Assistimos nos últimos dias
uma enorme multidão tomando as praças e ruas das nossas cidades em manifestações
de protesto. Nesses movimentos fica evidente uma enorme insatisfação. No
entanto, talvez ainda não nos esteja muito clara a sua causa mais profunda. Não
é possível que seja apenas o aumento da tarifa de ônibus. O que de verdade
retirou esses jovens da passividade e os moveu para a luta?
O brasileiro nutre um grande
amor pela sua Pátria, mas também traz na alma uma baixa autoestima. Crescemos
ouvindo comparações de que tudo o que é nosso é pior que o que ocorre lá fora.
São frases do tipo: “nos Estados Unidos a polícia é assim, agora aqui...”, “em
tal País da Europa o ônibus urbano tem isso e aquilo, mas no Brasil...”.
E então ficamos como que à
procura de algo em que verdadeiramente somos bons, talvez para mostrar aos de
fora e a nós mesmos que não estamos tão ruins assim. Quem não se emocionava,
alguns anos atrás, vendo o Ayrton Senna fazendo tremular a bandeira brasileira
em chãos europeus e em diversos cantos do mundo?
Nesse cenário, o futebol
merece um capítulo a parte. É que aqui podemos nos orgulhar de sermos bons. Mas
também nesse ponto nos resta uma forte dose de melancolia: exportamos os nossos
heróis, pois não temos dinheiro nem competência para mantê-los em nossos
estádios...
Aliás, durante muito tempo
exportamos o que temos de melhor. Quantas vezes vimos em nossos produtos a
frase “tipo exportação”, com isso querendo dizer que possui uma qualidade
superior a daqueles que destinamos ao consumo interno. Acontece que, com isso,
transmitimos a nós mesmos a mensagem de que somos menos dignos que os norte-americanos,
europeus e japoneses, que têm o direito de receber o melhor do nosso café,
açúcar, carne etc.
Essa baixa autoestima enraizada e nossa
consciência como cidadãs e cidadãos brasileiros é frequentemente agravada com o
mau exemplo de nossos governantes. Muitas vezes parece que zombam de nós
malversando dinheiro público impunemente. E, para agravar esse cenário, vemos
também a absurda ineficiência das nossas instituições para evitar e punir as
transgressões à Lei. Frequentemente a mídia nos traz a imagem – real ou
deturpada – de uma crônica impunidade. E isso abala até o anseio natural que
toda mulher e todo homem traz em si de agir para o bem, conforme a sua
consciência.
Mas não estamos satisfeitos
com isso. Ninguém gosta de ser tido como menos digno que ninguém, precisamente
porque a dignidade da pessoa humana é imensa e nenhum ser ou povo que habita
este planeta pode ser considerado ou tratado como inferior a outro. Essa
passividade que nos marca é, no fundo, o desalento que brota de que acreditar
que não há o que possa ser feito para mudar esse estado das coisas.
Mas eis que surgem uns
jovens “rebeldes” que protestam, inicialmente, contra o aumento da tarifa de
ônibus. E tomam as ruas na luta por essa causa. E então esse sentimento aflora
num enorme grito de: BASTA! Somos dignos sim e queremos ser tratados como tal.
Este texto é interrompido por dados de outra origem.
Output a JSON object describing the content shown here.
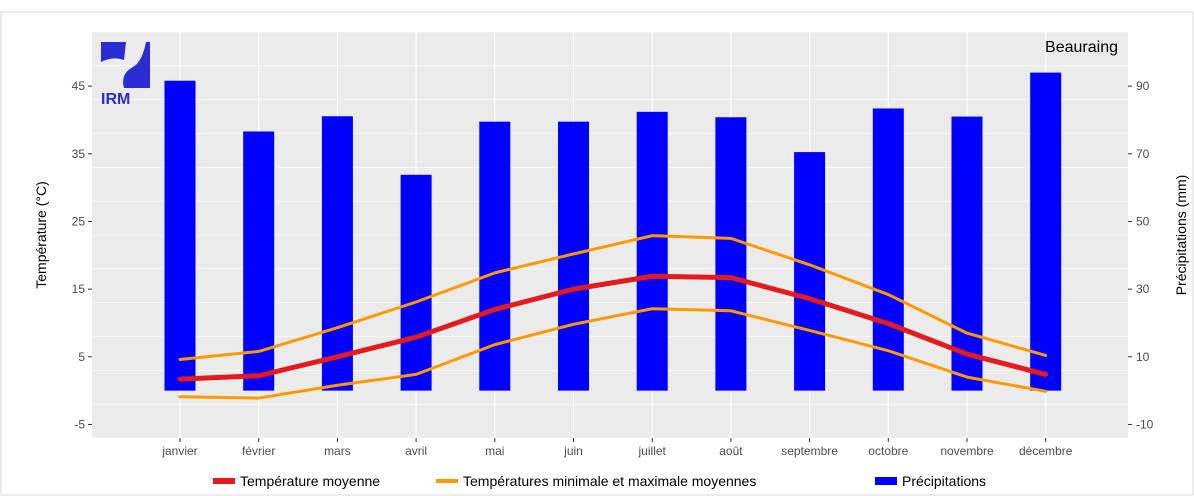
{
  "chart_data": {
    "type": "bar+line",
    "station": "Beauraing",
    "logo_text": "IRM",
    "categories": [
      "janvier",
      "février",
      "mars",
      "avril",
      "mai",
      "juin",
      "juillet",
      "août",
      "septembre",
      "octobre",
      "novembre",
      "décembre"
    ],
    "y_left": {
      "label": "Température (°C)",
      "ticks": [
        -5,
        5,
        15,
        25,
        35,
        45
      ],
      "range": [
        -7,
        53
      ]
    },
    "y_right": {
      "label": "Précipitations (mm)",
      "ticks": [
        -10,
        10,
        30,
        50,
        70,
        90
      ],
      "range": [
        -14,
        106
      ]
    },
    "grid": true,
    "series": [
      {
        "name": "Précipitations",
        "type": "bar",
        "axis": "right",
        "color": "#0000ff",
        "values": [
          91.6,
          76.6,
          81.1,
          63.8,
          79.5,
          79.5,
          82.4,
          80.8,
          70.5,
          83.4,
          81.0,
          94.0
        ]
      },
      {
        "name": "Température moyenne",
        "type": "line",
        "axis": "left",
        "color": "#e41a1c",
        "values": [
          1.7,
          2.2,
          5.0,
          7.9,
          12.0,
          15.0,
          16.9,
          16.7,
          13.6,
          9.9,
          5.4,
          2.4
        ]
      },
      {
        "name": "Températures minimale et maximale moyennes",
        "type": "line",
        "axis": "left",
        "color": "#ff9900",
        "values": [
          4.6,
          5.8,
          9.3,
          13.1,
          17.4,
          20.2,
          22.9,
          22.5,
          18.6,
          14.2,
          8.5,
          5.2
        ]
      },
      {
        "name": "Températures minimale et maximale moyennes",
        "type": "line",
        "axis": "left",
        "color": "#ff9900",
        "hide_in_legend": true,
        "values": [
          -0.9,
          -1.1,
          0.8,
          2.4,
          6.8,
          9.8,
          12.1,
          11.8,
          8.9,
          5.9,
          2.0,
          -0.1
        ]
      }
    ],
    "legend": {
      "position": "bottom",
      "items": [
        "Température moyenne",
        "Températures minimale et maximale moyennes",
        "Précipitations"
      ]
    }
  },
  "colors": {
    "panel": "#ebebeb",
    "grid": "#ffffff",
    "bar": "#0000ff",
    "mean": "#e41a1c",
    "minmax": "#ff9900"
  }
}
Tanto que o grito que marejava nossos olhos era: “eu sou brasileiro, com muito
orgulho, com muito amor...”.
Quando alguns manifestantes
tentaram invadir o Congresso Nacional, um Senador pediu a eles a lista de
reivindicações, que não foi apresentada. Na verdade não a tinham. Num primeiro
momento pareceu ser uns rebeldes sem causa. Mas não. Clamam por dignidade,
ainda que sequer para os manifestantes estejam muito conscientes disso.
A lição foi muito clara. O
Gigante verdadeiramente acordou, como diziam os manifestantes. Foi um primeiro
sinal de que estamos fartos de ser considerados pessoas de quarta categoria
confinados num terceiro mundo. É certo que a mudança dessa situação dependerá
do trabalho árduo e perseverante da cada brasileira e de cada brasileiro que
saiu – fisicamente ou apenas com o desejo – às ruas para protestar. Mas, caros
governantes e detentores do poder em qualquer esfera, fiquemos de olhos bem
abertos diante de uma multidão que clama: “estamos aqui e estamos vivos e
sedentos de construir uma Nação em que reine a dignidade para todos”.